The reason that this works is because you don't try to find the shortest path by brute-forcing every combination of (that would be so computationally expensive, that it's not practical for any large data set).
Instead, you are starting from (001, 001) and exploring the neighbours, and progressively finding the shortest path from start to the neighbour - and if any path is NOT shorter, then let's stop thinking about it.
There's  variant in this in the way that we do Game algorithms - where you do min/max (mind the maximum scores for my moves, then find the minimum scores for my opponent's moves - and that way you make the search tree smaller and capable of being explored.
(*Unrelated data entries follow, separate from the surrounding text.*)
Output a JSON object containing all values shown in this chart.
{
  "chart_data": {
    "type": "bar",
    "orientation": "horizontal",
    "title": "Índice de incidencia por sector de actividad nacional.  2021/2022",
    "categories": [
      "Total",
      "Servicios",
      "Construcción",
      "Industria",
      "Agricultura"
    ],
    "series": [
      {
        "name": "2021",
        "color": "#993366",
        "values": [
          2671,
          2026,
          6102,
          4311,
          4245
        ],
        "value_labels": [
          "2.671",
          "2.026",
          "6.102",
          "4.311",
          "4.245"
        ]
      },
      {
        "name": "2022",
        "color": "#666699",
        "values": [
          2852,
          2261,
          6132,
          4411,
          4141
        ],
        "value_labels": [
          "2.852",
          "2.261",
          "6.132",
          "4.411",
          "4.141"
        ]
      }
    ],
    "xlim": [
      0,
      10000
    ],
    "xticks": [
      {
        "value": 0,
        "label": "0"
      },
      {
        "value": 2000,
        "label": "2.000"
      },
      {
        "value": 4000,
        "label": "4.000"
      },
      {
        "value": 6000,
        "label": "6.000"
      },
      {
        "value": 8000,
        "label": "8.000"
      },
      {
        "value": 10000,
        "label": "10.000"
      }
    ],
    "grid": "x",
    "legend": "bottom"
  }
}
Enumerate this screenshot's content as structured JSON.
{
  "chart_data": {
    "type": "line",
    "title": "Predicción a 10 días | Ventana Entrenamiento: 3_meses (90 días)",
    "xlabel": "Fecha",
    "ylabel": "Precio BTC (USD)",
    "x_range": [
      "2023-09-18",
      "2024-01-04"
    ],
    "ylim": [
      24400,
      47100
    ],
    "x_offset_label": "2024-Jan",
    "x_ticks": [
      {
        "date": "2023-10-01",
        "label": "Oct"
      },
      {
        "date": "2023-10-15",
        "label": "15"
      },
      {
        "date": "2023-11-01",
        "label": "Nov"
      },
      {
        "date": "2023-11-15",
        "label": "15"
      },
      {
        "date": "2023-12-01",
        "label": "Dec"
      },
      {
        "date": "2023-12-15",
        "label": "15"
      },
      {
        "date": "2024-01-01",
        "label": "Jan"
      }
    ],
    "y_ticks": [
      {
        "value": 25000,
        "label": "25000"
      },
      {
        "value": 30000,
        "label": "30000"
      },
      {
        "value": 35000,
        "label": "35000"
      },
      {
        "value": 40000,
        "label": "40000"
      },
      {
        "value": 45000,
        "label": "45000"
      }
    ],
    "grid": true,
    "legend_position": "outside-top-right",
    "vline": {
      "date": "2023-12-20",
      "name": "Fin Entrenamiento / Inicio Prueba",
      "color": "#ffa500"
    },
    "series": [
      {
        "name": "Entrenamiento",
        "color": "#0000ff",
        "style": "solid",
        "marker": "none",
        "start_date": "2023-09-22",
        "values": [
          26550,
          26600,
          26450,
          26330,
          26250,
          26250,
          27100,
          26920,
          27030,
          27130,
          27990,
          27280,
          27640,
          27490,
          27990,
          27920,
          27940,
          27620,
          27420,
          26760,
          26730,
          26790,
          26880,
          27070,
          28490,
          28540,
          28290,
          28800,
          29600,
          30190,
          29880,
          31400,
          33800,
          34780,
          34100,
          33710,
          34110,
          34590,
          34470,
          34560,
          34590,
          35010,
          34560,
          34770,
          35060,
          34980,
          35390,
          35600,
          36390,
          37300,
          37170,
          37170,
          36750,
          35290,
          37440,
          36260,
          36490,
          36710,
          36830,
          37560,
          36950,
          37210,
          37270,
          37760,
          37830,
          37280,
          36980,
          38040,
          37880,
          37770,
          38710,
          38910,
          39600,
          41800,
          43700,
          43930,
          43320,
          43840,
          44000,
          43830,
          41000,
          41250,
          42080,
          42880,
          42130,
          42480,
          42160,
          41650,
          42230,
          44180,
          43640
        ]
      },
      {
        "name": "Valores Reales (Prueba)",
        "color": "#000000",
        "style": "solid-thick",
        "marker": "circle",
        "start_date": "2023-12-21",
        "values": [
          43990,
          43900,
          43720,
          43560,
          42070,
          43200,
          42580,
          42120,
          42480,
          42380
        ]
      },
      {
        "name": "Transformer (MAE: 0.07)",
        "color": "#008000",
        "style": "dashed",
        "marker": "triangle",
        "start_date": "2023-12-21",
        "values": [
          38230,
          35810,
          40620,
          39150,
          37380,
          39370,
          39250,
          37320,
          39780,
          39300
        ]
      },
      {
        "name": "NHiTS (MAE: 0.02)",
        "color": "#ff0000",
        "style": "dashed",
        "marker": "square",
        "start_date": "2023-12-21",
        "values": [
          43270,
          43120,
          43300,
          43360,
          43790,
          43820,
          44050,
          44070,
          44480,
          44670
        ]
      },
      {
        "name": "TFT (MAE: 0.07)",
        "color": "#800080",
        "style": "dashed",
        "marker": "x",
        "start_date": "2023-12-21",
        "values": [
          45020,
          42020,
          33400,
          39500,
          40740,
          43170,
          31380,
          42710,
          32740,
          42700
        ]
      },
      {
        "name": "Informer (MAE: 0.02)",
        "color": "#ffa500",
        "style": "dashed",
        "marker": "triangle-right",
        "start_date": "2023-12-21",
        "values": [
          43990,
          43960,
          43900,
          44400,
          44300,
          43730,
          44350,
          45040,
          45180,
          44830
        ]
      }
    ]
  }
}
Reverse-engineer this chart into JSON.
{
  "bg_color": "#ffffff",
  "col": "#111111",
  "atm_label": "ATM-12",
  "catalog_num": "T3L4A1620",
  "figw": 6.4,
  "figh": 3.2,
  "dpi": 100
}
Here's the main flow, so that you can see the macro set up process and the main flow of logic:

Then the shortest path map piece gets done in the module that looks like a map:

Again - based on the description of the Algo above, you should be able to see this reflected in the Alteryx canvas

17 - Castor

OK - managed (with @patrick_digan 's suggestions) to get this down to 13m13 sec - details in the spoiler

Spoiler
- Initially this used files to iterate through the data - 1hr31m
- 1: Converted this to serializing the data onto the iteration stream - that didn't reduce the time - still ~1hr31m
- 2: Because I'd eliminated the files - I could now use AMP - AMP was failing because of a defect with Block until Done when using files.   AMP brought this down to 31m37s - almost a 66% reduction.    With this, all 16 cores were working hard at around 70% CPU, zero disk usage
- 3: Then got rid of the shortest path ( @patrick_digan suggestion) - this brought me down to 18m14sec - but curiously the CPU was now idling at around 17%
- 4: Removed all my debugging messages - took a few seconds off, now down to 18m flat - CPU now even more free at ~12%
- 5: Change from using cell IDs which were long strings "(001, 001)" to a single integer - this brought it down to 13m13s - CPU still taking an afternoon snooze at 14%.
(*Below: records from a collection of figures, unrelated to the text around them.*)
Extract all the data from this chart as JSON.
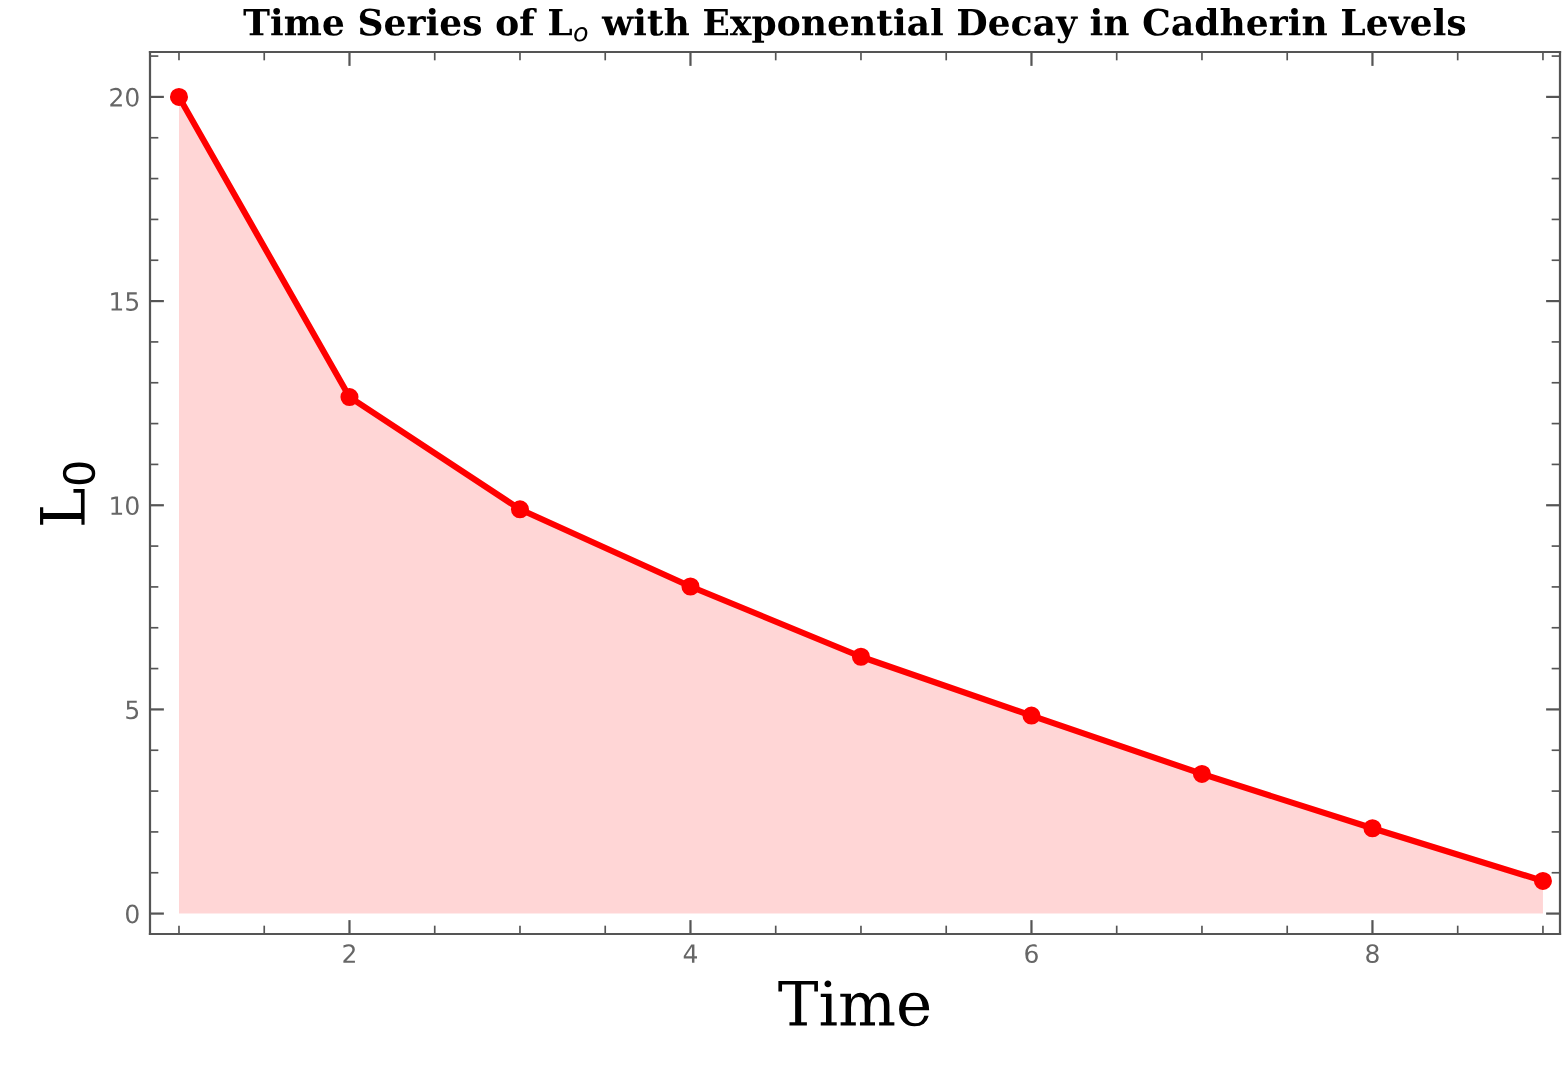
{
  "chart_data": {
    "type": "area",
    "title": "Time Series of L$_{o}$ with Exponential Decay in Cadherin Levels",
    "xlabel": "Time",
    "ylabel": "L$_{0}$",
    "x": [
      1,
      2,
      3,
      4,
      5,
      6,
      7,
      8,
      9
    ],
    "series": [
      {
        "color": "#ff0000",
        "values": [
          20,
          12.65,
          9.9,
          8.01,
          6.29,
          4.85,
          3.42,
          2.09,
          0.8
        ]
      }
    ],
    "marker": "circle",
    "line_style": "solid",
    "xlim": [
      0.83,
      9.1
    ],
    "ylim": [
      -0.5,
      21.1
    ],
    "xticks": [
      2,
      4,
      6,
      8
    ],
    "yticks": [
      0,
      5,
      10,
      15,
      20
    ],
    "grid": false,
    "legend": false
  }
}
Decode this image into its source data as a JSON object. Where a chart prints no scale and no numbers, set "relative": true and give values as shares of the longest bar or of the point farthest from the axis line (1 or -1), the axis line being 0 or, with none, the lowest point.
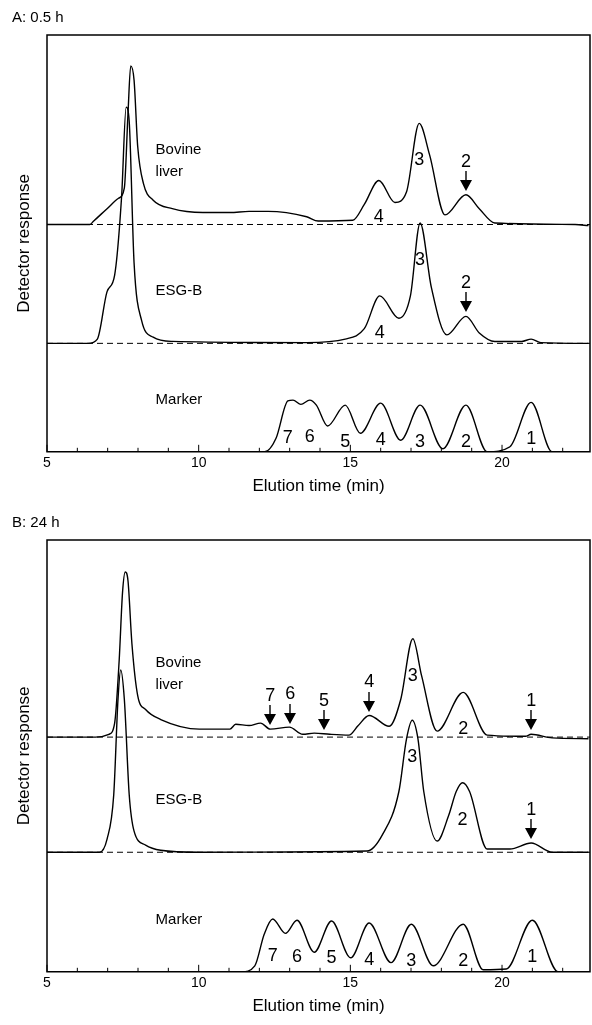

Overall - I'm super interested in the fact that even with AMP engine turned on - I'm only really using a fraction of my CPU capacity - so what's taking the time?    There's zero disk access - it's all coming from memory, and most of this should be the same data elements being hit again and again, so that should be coming into the L1/L3 cache.    So why is Alteryx only hitting less than 1 in 5 CPU cycles?

Very interesting exercise!

8 - Asteroid

This was a tricky one to conceptualise. I built something that worked with the test data fairly quickly but my sample had more paths so some debugging was required to output the right path without overloading my computer (a tale as old as time)
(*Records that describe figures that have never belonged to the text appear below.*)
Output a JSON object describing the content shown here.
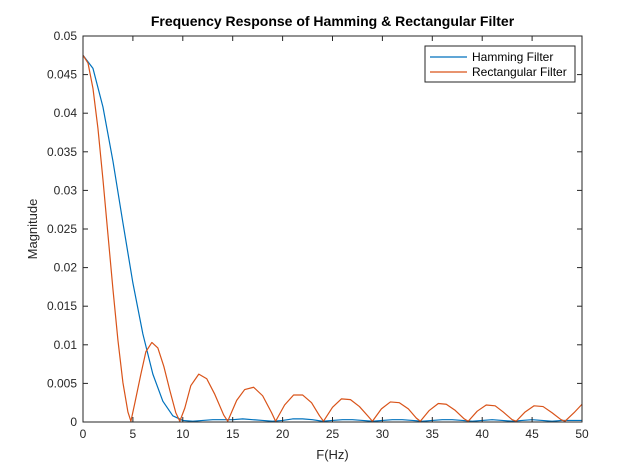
{
  "chart_data": {
    "type": "line",
    "title": "Frequency Response of Hamming & Rectangular Filter",
    "xlabel": "F(Hz)",
    "ylabel": "Magnitude",
    "xlim": [
      0,
      50
    ],
    "ylim": [
      0,
      0.05
    ],
    "xticks": [
      "0",
      "5",
      "10",
      "15",
      "20",
      "25",
      "30",
      "35",
      "40",
      "45",
      "50"
    ],
    "yticks": [
      "0",
      "0.005",
      "0.01",
      "0.015",
      "0.02",
      "0.025",
      "0.03",
      "0.035",
      "0.04",
      "0.045",
      "0.05"
    ],
    "grid": false,
    "legend_position": "top-right",
    "series": [
      {
        "name": "Hamming Filter",
        "color": "#0072BD",
        "x": [
          0,
          1,
          2,
          3,
          4,
          5,
          6,
          7,
          8,
          9,
          10,
          11,
          12,
          13,
          14,
          15,
          16,
          17,
          18,
          19,
          20,
          21,
          22,
          23,
          24,
          25,
          26,
          27,
          28,
          29,
          30,
          31,
          32,
          33,
          34,
          35,
          36,
          37,
          38,
          39,
          40,
          41,
          42,
          43,
          44,
          45,
          46,
          47,
          48,
          49,
          50
        ],
        "values": [
          0.0475,
          0.0458,
          0.0408,
          0.0338,
          0.0258,
          0.018,
          0.0114,
          0.0062,
          0.0027,
          0.0008,
          0.0002,
          0.0001,
          0.0002,
          0.0003,
          0.0003,
          0.0003,
          0.0004,
          0.0003,
          0.0002,
          0.0001,
          0.0002,
          0.0004,
          0.0004,
          0.0003,
          0.0001,
          0.0002,
          0.0003,
          0.0003,
          0.0002,
          0.0001,
          0.0002,
          0.0003,
          0.0003,
          0.0002,
          0.0001,
          0.0002,
          0.0003,
          0.0003,
          0.0002,
          0.0001,
          0.0002,
          0.0003,
          0.0002,
          0.0001,
          0.0002,
          0.0003,
          0.0002,
          0.0001,
          0.0002,
          0.0002,
          0.0002
        ]
      },
      {
        "name": "Rectangular Filter",
        "color": "#D95319",
        "x": [
          0,
          0.5,
          1,
          1.5,
          2,
          2.5,
          3,
          3.5,
          4,
          4.5,
          4.8,
          5.2,
          5.8,
          6.3,
          6.9,
          7.5,
          8.1,
          8.7,
          9.3,
          9.7,
          10.2,
          10.8,
          11.6,
          12.4,
          13.2,
          14.1,
          14.5,
          15.4,
          16.2,
          17.1,
          18,
          18.9,
          19.3,
          20.2,
          21.1,
          22,
          22.9,
          23.7,
          24.1,
          25,
          25.9,
          26.8,
          27.7,
          28.6,
          29,
          29.9,
          30.8,
          31.7,
          32.6,
          33.4,
          33.8,
          34.7,
          35.6,
          36.4,
          37.3,
          38.2,
          38.6,
          39.5,
          40.4,
          41.3,
          42.1,
          43,
          43.4,
          44.3,
          45.2,
          46.1,
          47,
          47.9,
          48.3,
          49.2,
          50
        ],
        "values": [
          0.0475,
          0.0465,
          0.0432,
          0.038,
          0.0314,
          0.0243,
          0.0172,
          0.0106,
          0.0051,
          0.0013,
          0.0001,
          0.0025,
          0.0062,
          0.0091,
          0.0103,
          0.0096,
          0.0072,
          0.0041,
          0.0012,
          0.0001,
          0.0018,
          0.0047,
          0.0062,
          0.0056,
          0.0036,
          0.0009,
          0.0001,
          0.0028,
          0.0042,
          0.0045,
          0.0034,
          0.0012,
          0.0001,
          0.0022,
          0.0035,
          0.0035,
          0.0025,
          0.0008,
          0.0001,
          0.0019,
          0.003,
          0.0029,
          0.002,
          0.0007,
          0.0001,
          0.0017,
          0.0026,
          0.0025,
          0.0017,
          0.0005,
          0.0001,
          0.0015,
          0.0024,
          0.0023,
          0.0015,
          0.0004,
          0.0001,
          0.0014,
          0.0022,
          0.0021,
          0.0013,
          0.0003,
          0.0001,
          0.0013,
          0.0021,
          0.002,
          0.0012,
          0.0003,
          0.0001,
          0.0012,
          0.0023
        ]
      }
    ]
  }
}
Part 2 I found pretty well with my old favourite Find and Replace<3.

Only took 7 hours because i messed up the risk limit calc so lots of unnecessary paths were calculated 😞

Spoiler

Macro to work out paths:

Macro to make 5x5 grid

10 - Fireball

Thanks @patrick_digan

take for few days to solved part 1. On the way to part 2.

Spoiler

Keys learn from Patrick: when reach every point, only keep the lowest path.

for example: here have 2 paths that reach 2,2,

1,1 > 1,2 > 2,2  = 10
1,1 > 2,1 > 2,2  = 8

we only keep the 2nd as it is lowest.
by this way, it reduce Million records to max 40,000 records per iteration.

Workflow

surround location with "-" to avoid mistake in finding repeat path.
because i use contains to identity it. (like 1,10 is found in 11,10  and 1,100 etc)

steps = x + y.

mistake: forget to remove the start point value.

The Visual in excel

10 - Fireball
Spoiler
Here the Part2, Total runtime is 10 mins. with AMP. The longest time taken to run Alteryx.😅

To enlarge 5 time without macro,
use generate row tool to add new row and column,
use formula to update the real row and column.
use mod to calculate the number can change 0 to 9.

And macro is similar with above. but i add filter after the input of all possible macro, (base on the steps (i.e x + y) and iteration number)  to reduce the times taken in join.
(i test on part 1, it reduce from 16 second to 13 second.)